In 1988, Asher began work as Project Officer for the Joint WHO/UNICEF Nutrition Support Project (JNSP) among the Beja nomads in the Red Sea Hills of eastern Sudan..

He ran the project - a rural rehabilitation programme - from Port Sudan, but travelled frequently in the hills, talking to nomads and staying in their camps.

1991

In 1991, Asher crossed the Western Desert, by camel, from Mersa Matruh on the Mediterranean coast, to Aswan in southern Egypt - a distance of 1000 mile.

He travelled for two months with a single Bedouin companion, and for the first month they saw no other human beings.

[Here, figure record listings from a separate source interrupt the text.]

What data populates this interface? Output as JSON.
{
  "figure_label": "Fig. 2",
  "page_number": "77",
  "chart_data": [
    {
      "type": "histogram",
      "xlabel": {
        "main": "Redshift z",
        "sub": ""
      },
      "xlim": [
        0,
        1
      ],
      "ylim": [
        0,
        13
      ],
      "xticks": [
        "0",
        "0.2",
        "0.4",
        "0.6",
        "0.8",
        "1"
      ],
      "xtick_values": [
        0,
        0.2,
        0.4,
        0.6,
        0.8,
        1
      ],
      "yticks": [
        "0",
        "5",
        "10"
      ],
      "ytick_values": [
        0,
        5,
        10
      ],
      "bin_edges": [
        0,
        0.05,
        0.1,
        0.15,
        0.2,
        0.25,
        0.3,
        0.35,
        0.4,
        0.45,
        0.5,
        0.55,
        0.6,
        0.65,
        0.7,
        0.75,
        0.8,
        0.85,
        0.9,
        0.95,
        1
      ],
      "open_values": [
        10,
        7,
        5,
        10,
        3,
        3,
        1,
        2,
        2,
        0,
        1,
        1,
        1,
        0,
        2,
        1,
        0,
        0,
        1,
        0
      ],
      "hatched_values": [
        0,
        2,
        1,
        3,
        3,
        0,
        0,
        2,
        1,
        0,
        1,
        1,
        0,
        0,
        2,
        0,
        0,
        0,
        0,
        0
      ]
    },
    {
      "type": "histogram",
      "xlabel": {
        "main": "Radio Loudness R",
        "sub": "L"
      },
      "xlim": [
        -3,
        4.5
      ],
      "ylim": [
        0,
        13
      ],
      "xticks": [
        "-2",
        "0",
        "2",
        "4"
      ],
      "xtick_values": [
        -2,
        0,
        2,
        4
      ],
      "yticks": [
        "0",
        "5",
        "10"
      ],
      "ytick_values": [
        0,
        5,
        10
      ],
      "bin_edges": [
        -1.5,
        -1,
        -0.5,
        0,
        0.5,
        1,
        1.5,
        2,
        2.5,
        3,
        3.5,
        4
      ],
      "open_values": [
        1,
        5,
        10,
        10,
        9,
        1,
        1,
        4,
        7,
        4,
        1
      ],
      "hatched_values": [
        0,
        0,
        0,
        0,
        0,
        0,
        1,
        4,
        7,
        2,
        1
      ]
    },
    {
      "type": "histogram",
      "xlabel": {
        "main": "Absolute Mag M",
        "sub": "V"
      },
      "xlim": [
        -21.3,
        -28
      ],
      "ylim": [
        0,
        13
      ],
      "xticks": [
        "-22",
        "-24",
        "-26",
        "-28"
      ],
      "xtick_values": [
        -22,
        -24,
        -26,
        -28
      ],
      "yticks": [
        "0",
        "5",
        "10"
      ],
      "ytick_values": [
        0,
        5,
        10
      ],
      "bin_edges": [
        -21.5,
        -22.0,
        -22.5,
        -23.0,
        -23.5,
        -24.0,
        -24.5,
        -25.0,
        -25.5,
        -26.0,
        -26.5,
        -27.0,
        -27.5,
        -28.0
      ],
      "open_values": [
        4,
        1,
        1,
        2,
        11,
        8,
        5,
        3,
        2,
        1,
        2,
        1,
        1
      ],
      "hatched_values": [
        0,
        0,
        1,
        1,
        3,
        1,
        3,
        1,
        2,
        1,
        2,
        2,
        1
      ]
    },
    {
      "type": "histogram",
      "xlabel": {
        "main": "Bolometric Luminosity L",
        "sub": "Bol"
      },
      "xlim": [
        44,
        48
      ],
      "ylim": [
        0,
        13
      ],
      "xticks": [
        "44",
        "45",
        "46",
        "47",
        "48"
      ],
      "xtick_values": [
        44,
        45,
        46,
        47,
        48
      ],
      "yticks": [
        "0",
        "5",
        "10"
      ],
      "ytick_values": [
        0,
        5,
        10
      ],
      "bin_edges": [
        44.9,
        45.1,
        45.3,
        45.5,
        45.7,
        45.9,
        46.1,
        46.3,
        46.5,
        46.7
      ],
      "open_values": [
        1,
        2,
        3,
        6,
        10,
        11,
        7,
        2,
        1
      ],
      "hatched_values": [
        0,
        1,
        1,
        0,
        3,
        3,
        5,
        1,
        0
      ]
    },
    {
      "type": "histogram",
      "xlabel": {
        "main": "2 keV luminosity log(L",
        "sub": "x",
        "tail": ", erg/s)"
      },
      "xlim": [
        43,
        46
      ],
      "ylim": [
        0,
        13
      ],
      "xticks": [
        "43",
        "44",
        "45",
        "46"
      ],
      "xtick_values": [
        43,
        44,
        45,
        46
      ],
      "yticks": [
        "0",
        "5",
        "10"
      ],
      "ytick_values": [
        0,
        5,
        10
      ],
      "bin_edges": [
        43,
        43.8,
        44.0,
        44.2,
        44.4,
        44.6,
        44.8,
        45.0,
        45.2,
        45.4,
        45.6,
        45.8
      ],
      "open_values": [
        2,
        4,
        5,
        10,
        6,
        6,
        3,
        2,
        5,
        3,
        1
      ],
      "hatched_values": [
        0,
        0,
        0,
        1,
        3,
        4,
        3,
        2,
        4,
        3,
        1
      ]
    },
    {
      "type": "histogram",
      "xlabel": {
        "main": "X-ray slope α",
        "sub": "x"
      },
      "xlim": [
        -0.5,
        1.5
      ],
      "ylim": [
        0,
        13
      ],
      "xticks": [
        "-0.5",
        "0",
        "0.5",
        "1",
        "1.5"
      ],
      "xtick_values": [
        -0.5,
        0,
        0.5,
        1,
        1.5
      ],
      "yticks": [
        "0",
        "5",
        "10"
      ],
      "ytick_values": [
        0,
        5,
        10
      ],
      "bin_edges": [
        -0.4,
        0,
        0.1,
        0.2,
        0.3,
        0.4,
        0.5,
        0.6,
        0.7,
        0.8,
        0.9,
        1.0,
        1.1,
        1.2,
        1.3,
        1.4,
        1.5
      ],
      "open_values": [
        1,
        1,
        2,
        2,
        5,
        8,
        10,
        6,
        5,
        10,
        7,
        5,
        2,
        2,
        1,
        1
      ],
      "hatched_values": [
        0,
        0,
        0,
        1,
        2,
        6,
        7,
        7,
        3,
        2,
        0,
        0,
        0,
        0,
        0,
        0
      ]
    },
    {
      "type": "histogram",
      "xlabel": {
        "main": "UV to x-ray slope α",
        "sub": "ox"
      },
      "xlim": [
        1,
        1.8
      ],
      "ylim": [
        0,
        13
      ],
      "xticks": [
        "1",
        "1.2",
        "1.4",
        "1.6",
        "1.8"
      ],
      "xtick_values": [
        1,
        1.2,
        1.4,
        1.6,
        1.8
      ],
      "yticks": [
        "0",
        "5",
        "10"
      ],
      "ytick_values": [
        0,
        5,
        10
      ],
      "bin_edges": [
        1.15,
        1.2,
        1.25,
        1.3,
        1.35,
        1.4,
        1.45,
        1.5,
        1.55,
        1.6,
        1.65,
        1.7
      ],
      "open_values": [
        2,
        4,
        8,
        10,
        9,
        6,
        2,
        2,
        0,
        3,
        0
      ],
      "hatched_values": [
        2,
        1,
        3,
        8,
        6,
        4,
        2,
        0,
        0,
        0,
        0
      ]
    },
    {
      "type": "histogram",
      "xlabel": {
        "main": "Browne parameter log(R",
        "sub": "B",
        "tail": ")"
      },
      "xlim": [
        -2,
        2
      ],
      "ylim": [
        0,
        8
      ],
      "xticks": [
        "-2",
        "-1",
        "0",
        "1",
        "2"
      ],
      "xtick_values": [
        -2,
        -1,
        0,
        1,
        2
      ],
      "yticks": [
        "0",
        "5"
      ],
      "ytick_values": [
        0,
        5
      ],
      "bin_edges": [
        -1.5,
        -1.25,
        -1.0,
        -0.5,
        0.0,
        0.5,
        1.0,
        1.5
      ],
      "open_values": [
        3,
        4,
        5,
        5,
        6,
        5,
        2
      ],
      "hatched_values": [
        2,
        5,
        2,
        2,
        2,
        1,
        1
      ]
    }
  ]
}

Two of Asher's five camels died on the way.

2000

In 2000, Asher was commissioned to go to Iraq with a film-crew to investigate discrepancies between the books Bravo Two Zero by 'Andy McNab' and The One That Got Away by 'Chris Ryan' - members of the SAS patrol Bravo Two Zero in the first Gulf War of 1990.

2001

He also led regular camel treks for Exodus in the Hammada du Draa and Erg Chebbi, Morocco, from 2001 to 2010.

2002

In 2002 Asher began to lead commercial treks by camel in the Bayuda Desert of the Sudan, working with Exodus Travels UK.

2008

In 2008, Asher returned to Darfur, western Sudan, with a team of researchers, under the aegis of UNEP, to make a study of the Janjaweed horsemen-militias who had been involved in the civil war.

He was a co-author of the paper the team subsequently produced.

2014

He continued to lead these treks regularly until 2014.